Date: 2026-04-08 Type: phase-update
What I was trying to achieve: turn annotation strings from opaque text into live references
The plugin gap was clear from the previous session: IntelliJ knows nothing about Permuplate. Rename Join2 and className="Join${i}" stays wrong. Click on "Callable${i}" and nothing happens. Edit a generated file and it gets silently overwritten on the next build.
I wanted to close all eleven of those gaps in one pass.
What we believed going in: the algorithm was the hard part
The algorithm foundation already existed — permuplate-ide-support had AnnotationStringAlgorithm with parse, validate, computeRename, and matches. I expected the plugin work to be wiring: hook into the right extension points, call the algorithm, done.
Roughly correct for the design. Less correct for the implementation.
Eleven interaction points, twelve extension points, one session
I brought Claude in for the full design and implementation. We worked through a brainstorm, a full architecture decision, and two implementation plans before writing any code. The design is in docs/superpowers/specs/2026-04-07-intellij-plugin-design.md.
The architecture centres on a persistent FileBasedIndex pair — template→family forward, generated→template reverse — as shared foundation for nine plugin components. The rename processor is the core: it intercepts Shift+F6, calls AnnotationStringAlgorithm.computeRename() on each annotation string attribute, and applies the updates in the same write action as the Java rename. One Ctrl+Z undoes everything.
We executed both plans via subagent-driven development — fresh Claude instances per task, spec review after each. Twenty tasks. Seventeen tests passing, a 71KB plugin zip.

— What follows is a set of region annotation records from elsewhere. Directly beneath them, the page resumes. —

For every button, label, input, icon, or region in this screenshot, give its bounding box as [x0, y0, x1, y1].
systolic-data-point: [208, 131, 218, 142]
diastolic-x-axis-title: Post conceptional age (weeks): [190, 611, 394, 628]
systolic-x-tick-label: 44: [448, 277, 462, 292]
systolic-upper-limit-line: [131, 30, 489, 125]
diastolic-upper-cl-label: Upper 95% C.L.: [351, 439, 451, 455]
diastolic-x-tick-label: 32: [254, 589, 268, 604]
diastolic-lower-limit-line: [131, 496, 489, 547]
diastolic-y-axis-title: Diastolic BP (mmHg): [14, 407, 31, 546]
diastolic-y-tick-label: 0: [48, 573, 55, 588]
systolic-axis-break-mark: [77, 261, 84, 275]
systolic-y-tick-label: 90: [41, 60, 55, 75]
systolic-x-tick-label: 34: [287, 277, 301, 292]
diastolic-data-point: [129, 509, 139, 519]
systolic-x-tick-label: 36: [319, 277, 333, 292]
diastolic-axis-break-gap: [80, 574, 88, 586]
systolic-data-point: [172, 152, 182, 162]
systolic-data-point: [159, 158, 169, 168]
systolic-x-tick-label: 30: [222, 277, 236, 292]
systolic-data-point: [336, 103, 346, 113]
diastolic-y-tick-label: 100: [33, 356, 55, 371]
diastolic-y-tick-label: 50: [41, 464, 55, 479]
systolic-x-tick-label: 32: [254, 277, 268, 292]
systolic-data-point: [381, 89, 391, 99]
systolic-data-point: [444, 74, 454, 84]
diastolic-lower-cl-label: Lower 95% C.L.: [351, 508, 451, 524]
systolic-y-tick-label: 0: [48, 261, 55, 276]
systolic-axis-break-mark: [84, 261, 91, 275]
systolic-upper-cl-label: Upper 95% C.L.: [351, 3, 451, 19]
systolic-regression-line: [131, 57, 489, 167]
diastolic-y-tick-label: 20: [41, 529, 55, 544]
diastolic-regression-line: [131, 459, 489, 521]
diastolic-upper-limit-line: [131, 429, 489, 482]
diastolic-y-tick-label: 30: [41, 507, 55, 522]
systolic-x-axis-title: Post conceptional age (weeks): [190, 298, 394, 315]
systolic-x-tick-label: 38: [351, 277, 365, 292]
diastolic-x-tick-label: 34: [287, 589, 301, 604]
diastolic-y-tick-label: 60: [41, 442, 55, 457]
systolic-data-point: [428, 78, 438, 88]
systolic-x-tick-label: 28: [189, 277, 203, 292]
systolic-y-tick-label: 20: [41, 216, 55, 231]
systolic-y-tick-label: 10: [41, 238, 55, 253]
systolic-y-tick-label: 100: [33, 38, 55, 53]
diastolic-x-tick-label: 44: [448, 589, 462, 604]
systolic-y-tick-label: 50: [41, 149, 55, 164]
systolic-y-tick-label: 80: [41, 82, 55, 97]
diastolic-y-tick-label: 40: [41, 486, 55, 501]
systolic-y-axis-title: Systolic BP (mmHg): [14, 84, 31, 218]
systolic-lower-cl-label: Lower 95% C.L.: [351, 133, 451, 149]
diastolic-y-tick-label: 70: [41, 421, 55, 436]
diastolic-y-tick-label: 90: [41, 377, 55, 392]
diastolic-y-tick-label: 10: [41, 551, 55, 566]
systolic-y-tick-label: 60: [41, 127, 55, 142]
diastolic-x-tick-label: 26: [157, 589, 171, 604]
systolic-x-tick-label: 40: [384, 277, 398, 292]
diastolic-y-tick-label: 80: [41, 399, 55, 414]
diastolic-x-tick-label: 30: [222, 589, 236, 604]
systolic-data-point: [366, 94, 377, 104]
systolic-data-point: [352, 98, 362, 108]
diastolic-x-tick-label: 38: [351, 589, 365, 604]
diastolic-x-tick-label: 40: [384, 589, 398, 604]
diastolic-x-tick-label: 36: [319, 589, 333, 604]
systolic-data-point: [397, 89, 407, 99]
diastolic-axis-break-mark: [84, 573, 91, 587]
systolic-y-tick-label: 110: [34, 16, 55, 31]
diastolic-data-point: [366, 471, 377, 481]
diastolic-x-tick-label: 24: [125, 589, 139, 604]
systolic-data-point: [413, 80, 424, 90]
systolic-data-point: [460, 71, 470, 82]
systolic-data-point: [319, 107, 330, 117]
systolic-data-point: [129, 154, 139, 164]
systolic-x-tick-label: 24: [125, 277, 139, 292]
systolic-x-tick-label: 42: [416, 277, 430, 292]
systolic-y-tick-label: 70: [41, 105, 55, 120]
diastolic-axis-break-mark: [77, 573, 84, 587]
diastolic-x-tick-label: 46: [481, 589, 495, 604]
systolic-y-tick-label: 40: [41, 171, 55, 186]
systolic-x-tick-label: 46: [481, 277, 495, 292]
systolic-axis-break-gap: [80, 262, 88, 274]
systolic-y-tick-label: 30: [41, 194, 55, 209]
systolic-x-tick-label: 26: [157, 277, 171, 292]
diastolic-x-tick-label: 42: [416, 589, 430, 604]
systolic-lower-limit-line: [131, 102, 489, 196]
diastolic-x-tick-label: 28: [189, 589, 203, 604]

Smoke testing in IntelliJ Ultimate 2025.3: three bugs
The fun started at install time.
Bug 1 — Wrong annotation FQN. We had used io.quarkiverse.permuplate.annotations.Permute throughout. The annotations live at io.quarkiverse.permuplate.Permute. Every component silently matched nothing. Fixed with a sed one-liner across 8 files. The painful part: the tests also passed with the wrong FQN, because the subagents had built both sides of the test wrong in the same way.
Bug 2 — Indexer crashing on every Java file. The FileBasedIndex was calling cls.getAnnotation("io.quarkiverse.permuplate.Permute") inside the indexer. That triggers FQN resolution — which reads the stub index — which is a recursive index read from inside an indexer. IntelliJ throws StorageException. The error reported “Failed to build index for Callable1.java” with no indication the bug was in our indexer. Fix: switch to ann.getNameReferenceElement().getReferenceName() for simple-name matching, with a contains("@Permute") text pre-filter before touching PSI. GE-0093 in the knowledge garden.
Bug 3 — Plugin not compatible with IntelliJ 2025.3. intellij-platform-gradle-plugin 2.x auto-derives untilBuild = "${sinceBuild}.*" when you only set sinceBuild. Setting sinceBuild = "232" silently produced until-build="232.*", locking the plugin to 2023.2.x only. Fix: untilBuild = provider { null } in Kotlin DSL. GE-0111.
The Find Usages rethink
We had built a FindUsagesHandlerFactory that intercepts standard Find Usages and extends results to cover all permutation siblings. It worked. Then I thought about the actual workflow: when I’m in Join5.java, I want Find Usages on left() to show callers of Join5.left() — not also Join3.left() and Join4.left() without asking.
The family-wide search is useful before a refactor, but it shouldn’t hijack the default. That becomes issue #9: a dedicated “Find Usages in Permutation Family” right-click action. The underlying logic already exists; it just needs a different entry point.
What it is now
Tests 1–3 and 5–6 pass: annotation string renames update atomically with the Java rename, Cmd+click on "Callable${i}" navigates to the template class, broken strings get inline warnings, generated files show the overwrite banner, and Shift+F6 inside a generated file redirects to the template rather than renaming in place.
Two open items: #8 (rename from generated files should silently redirect rather than show a dialog), and #9 (the custom Find Usages action). The VS Code extension is #4 and starts with a TypeScript port of AnnotationStringAlgorithm.